At 05:15 PM 11/14/2001, you wrote:

>On 2001-11-14 at 16:52 -0600, Todd Jagger wrote:
> > mail hub. Basically if an email to "anyone@???" passes
> > through their system they send a quick little smtp telnet to the
> > specified machine, and if it doesn't return a 550 error the account
> is
>
>"it" is actually ambiguous -- could be "RCPT TO" or "VRFY"; however
>from the rest of the mail I suspect the former.



Yes, that is what "it" is looking for, the RCPT TO response.


> > created and the mail delivered. If it does get a 550 error the
> account
> > is not created and the mail is also delivered to just bounce as
> normal.
> >
> > Because of this hub -> forwarder arrangement, however, all
> > verifications are coming back positive. I really don't want to
> have
> > them deliver to any other machine than the hub.
> >
> > Is there any simple way for me to set up Exim to send a 550 error
> for
> > invalid addresses directly from the mail hub?
> >
> > Hope I've explained this properly....
>
>If you have, and I'm understanding correctly, then your issue is that
>for administrative simplicity, your hub knows nothing about local
>users
>and just farms out the work to other servers. Now, for an external
>service, you need your hub to know about local users.


Exactly.


>If you don't have any infrastructure supporting knowledge of user
>accounts, you're really stuck with having to pull in all the
>information
>from the other servers, daily, and building lists of local users, and
>some "no_verify" hackery on the director which actually maps the
>domains
>out for remote delivery to the other hosts.

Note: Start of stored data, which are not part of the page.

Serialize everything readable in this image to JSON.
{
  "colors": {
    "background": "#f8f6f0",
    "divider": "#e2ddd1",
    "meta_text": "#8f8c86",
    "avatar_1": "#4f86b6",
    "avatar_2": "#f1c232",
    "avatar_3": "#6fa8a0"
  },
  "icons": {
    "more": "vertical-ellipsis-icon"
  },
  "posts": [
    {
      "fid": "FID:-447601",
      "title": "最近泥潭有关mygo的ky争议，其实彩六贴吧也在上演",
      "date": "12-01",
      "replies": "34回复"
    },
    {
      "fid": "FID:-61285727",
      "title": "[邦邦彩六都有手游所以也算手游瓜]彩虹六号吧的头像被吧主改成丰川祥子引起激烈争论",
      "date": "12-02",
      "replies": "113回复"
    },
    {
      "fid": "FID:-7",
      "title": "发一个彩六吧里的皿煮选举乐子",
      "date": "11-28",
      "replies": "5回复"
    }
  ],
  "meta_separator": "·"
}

Hmmm... sounds like fun... :-)


>Really, this is an argument for things like LDAP, providing a master
>database (replicated for stability) of users and information about
>them.


>You can get by for now with some Perl/poison-of-choice scripting, but
>if
>you have a lot of such domains and they're going to increase, and
>you're
>having trouble keeping information about your users synchronised
>across
>systems, you will probably find it worthwhile to read up on LDAP.


I like LDAP. Maybe this is what it will take for me to actually just
do it.

Can anyone think of anything a touch more immediate? That doesn't
require me to re-work a core part of our mail system?

Thanks for the input. Greatly appreciated.